While no single test is used in isolation, when PCT is utilized in the correct clinical setting it is an invaluable addition to our diagnostic armamentarium when addressing an infected, possibly septic patient. This novel biomarker can also help optimize antibiotic treatment decisions and assist clinicians in developing more targeted use of their clinical resources. 
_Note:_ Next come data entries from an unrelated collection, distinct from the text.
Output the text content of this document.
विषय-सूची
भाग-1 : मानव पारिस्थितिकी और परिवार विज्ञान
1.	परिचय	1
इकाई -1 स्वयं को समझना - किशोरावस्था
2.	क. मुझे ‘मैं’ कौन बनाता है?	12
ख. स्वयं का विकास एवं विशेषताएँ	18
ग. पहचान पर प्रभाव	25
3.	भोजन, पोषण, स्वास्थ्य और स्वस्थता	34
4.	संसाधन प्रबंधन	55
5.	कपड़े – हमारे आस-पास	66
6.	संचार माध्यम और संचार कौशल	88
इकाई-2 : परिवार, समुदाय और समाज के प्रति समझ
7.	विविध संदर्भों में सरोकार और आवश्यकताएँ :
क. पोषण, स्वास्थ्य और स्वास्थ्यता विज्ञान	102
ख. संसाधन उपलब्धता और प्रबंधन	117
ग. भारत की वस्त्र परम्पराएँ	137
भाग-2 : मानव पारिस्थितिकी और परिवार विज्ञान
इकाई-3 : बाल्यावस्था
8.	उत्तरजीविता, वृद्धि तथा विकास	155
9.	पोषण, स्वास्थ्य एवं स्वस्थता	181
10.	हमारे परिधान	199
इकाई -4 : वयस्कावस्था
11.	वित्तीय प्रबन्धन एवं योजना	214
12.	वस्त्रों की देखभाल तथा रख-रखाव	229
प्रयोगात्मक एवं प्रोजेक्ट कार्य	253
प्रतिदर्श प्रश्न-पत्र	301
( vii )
Devendra N. Amin, MD, FCCM, FCCP, is an assistant professor in the Dept. of Family Practice, University of South Florida at Morton Plant Hospital and Medical Director of Critical Care Services at Morton Plant Hospital. Dr. Amin is one of the earliest adopters of the new rapid PCT testing in the U.S. and is in the process of collecting data for a manuscript on the role of PCT testing in the management of septic patients.